Выбрать главу

В справедливость Вивьенна Вильдерштейн больше не верит.

***

2017

Хильдегарда Вильдерштейн не верит в любовь.

Может, не совсем так: она знает точно, что любовь существовала, по крайней мере, когда-то, но сейчас в мире для нее просто не осталось места — все вытеснили новые материи и понятия, в которых Хильди не разбирается и, честно говоря, не хочет. Ей достаточно и того, что есть у нее: она ныряет в чужие чувства, как в омут, и наслаждается ими так полно, будто не разделяет их и ее два столетия, будто они направлены на нее или ей преподнесены, как бесценный дар. Этот дар она несомненно ценит, бережет его, как может — ей кажется, что в груди у нее горит огонек, трепещущий, готовый погаснуть, но она защищает его, закрывает ладонями, пусть и приходится ей обжигать руки при этом, но боль от ожога сладкая и приятная, Хильди получает от нее удовольствие не менее, чем от всего остального.

Завидует ли она? Если только совсем чуть-чуть: подчас, выводя себя саму на откровенность, она признается втихую, что хотела бы себе такого мужчину, как Франц Джеральдин — умного, смелого, способного любить безоглядно и постоять за того, кого любит. Франц, конечно, один такой был, а подобных ему давно уже не рождалось — уж точно не в этом веке, в котором Хильди чувствует себя потерявшейся пассажиркой, севшей не на тот поезд. Ее собственный поезд ушел задолго до ее рождения; ей остается только вздыхать по тому, что она волей случая или злой шуткой судьбы оказалась разлучена с теми, кто ей близок, интересен и дорог. В ее жизни все разложено по полочкам: у Хильди есть ее книги, ее истории, к которым она обращается, чтобы не чувствовать себя одинокой, ее-чужие чувства, которые согревают ее и очень-очень редко вызывают у нее слезы, есть приятели на факультете, есть научная работа, есть, в конце концов, темная тайна из старых тетрадей, исписанных чужим почерком, найденных Хильди на чердаке отцовского дома.
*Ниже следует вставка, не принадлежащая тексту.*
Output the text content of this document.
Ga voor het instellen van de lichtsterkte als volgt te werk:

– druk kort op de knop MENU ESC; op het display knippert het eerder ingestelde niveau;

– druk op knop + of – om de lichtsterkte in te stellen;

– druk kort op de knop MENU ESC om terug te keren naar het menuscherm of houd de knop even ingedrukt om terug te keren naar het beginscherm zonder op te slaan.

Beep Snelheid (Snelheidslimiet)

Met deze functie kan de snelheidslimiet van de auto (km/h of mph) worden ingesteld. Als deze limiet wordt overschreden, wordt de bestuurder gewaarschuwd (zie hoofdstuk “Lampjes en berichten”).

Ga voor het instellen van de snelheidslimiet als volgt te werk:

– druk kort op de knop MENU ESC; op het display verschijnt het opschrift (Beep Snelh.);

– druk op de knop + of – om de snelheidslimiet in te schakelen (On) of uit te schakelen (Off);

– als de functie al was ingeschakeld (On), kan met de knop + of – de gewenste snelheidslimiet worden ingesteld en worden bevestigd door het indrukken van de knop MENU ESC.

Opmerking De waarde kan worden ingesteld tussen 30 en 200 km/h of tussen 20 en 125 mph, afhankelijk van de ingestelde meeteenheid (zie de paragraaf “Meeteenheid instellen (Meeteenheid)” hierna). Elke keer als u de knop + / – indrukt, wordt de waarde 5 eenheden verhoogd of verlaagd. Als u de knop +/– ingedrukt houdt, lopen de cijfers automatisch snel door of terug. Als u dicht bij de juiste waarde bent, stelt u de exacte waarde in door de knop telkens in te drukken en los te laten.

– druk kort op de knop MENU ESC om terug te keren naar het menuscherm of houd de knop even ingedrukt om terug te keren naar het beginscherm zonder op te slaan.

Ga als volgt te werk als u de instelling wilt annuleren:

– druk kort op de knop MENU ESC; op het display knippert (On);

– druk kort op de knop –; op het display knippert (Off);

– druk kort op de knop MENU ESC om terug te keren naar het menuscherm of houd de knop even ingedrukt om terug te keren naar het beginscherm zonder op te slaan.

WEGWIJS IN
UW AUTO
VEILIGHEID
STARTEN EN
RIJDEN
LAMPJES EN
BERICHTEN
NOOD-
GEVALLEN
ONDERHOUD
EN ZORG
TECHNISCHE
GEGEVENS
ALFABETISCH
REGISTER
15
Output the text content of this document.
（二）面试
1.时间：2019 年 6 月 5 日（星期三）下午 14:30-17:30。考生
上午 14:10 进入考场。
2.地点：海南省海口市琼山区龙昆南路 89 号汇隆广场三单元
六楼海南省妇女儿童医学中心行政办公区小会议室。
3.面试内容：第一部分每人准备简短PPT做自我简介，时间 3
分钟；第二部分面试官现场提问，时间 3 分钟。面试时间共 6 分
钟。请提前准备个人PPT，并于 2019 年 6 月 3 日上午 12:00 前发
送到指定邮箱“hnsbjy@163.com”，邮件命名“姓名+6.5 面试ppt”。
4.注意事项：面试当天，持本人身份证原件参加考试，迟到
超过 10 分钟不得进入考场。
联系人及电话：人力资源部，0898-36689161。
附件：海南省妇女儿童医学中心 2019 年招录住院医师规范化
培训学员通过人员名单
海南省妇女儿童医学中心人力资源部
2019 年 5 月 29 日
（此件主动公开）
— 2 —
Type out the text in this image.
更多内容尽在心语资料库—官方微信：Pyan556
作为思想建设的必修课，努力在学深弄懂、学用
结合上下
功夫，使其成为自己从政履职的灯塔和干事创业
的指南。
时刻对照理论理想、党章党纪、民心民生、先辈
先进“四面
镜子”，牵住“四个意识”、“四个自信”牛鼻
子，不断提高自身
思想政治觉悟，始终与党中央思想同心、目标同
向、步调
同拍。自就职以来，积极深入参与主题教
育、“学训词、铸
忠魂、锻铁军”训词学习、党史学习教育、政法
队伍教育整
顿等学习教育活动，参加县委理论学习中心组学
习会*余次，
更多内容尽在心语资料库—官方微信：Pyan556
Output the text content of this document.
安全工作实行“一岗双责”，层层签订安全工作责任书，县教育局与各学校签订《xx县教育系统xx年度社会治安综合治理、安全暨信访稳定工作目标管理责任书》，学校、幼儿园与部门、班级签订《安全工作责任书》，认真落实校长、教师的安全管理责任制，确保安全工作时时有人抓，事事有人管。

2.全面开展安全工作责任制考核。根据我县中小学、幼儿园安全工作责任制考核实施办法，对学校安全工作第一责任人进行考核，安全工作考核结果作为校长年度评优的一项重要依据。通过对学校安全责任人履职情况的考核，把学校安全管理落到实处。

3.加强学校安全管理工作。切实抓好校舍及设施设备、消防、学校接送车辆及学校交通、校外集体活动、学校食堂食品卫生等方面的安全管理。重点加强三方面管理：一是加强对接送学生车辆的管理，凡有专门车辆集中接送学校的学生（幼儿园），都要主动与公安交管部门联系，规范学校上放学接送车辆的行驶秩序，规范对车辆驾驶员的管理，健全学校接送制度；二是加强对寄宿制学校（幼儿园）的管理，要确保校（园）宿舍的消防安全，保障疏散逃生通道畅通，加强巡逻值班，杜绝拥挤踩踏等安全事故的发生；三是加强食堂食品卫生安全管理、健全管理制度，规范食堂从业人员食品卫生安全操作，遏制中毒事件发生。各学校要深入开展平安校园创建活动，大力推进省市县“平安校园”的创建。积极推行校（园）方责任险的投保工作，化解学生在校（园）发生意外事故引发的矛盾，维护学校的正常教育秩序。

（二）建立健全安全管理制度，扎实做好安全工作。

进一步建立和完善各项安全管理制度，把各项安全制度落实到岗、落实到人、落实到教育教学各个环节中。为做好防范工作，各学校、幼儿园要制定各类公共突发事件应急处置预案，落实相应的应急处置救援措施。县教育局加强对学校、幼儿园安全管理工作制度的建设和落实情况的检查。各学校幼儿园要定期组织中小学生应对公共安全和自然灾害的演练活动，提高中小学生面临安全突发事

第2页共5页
В тетради были вложены письма: одно написанное той же рукой, другое — рукой бабушки, Вивьенны, что умерла вскоре после того, как на свет появился отец. Когда-то Хильди, поддавшись внезапному приступу ужаса, сожгла те бумаги, но перед тем выучила их наизусть — она может закрыть глаза, и неровные строки, написанные двумя умирающими, возникают перед ней. Если бы Хильди еще знала, что со всем этим делать! Хотя, конечно, она лукавит: она знает, что с этим делать, и именно поэтому так стремится отстраниться от этого, убежать в другой мир.

Она видит картины из прошлого так же ясно, как если бы эти воспоминания принадлежали ей, любовно перебирает их, составляет в отдельные эпизоды, которые старается записать, пусть иногда ей не хватает слов. Кажется, человеческому языку вовсе недоступно кое-что из того, что случилось двести лет назад между молодым королем Бакардии и его вернейшим подданным и соратником: Его Величество Фердинанд VI и маркиз Джеральдин всем сердцем, всей душой любили друг друга, и Хильди знает это точно, как любую из аксиом со страниц учебника геометрии, но больше не знает, не хочет знать никто — и это понемногу приводит ее в отчаяние.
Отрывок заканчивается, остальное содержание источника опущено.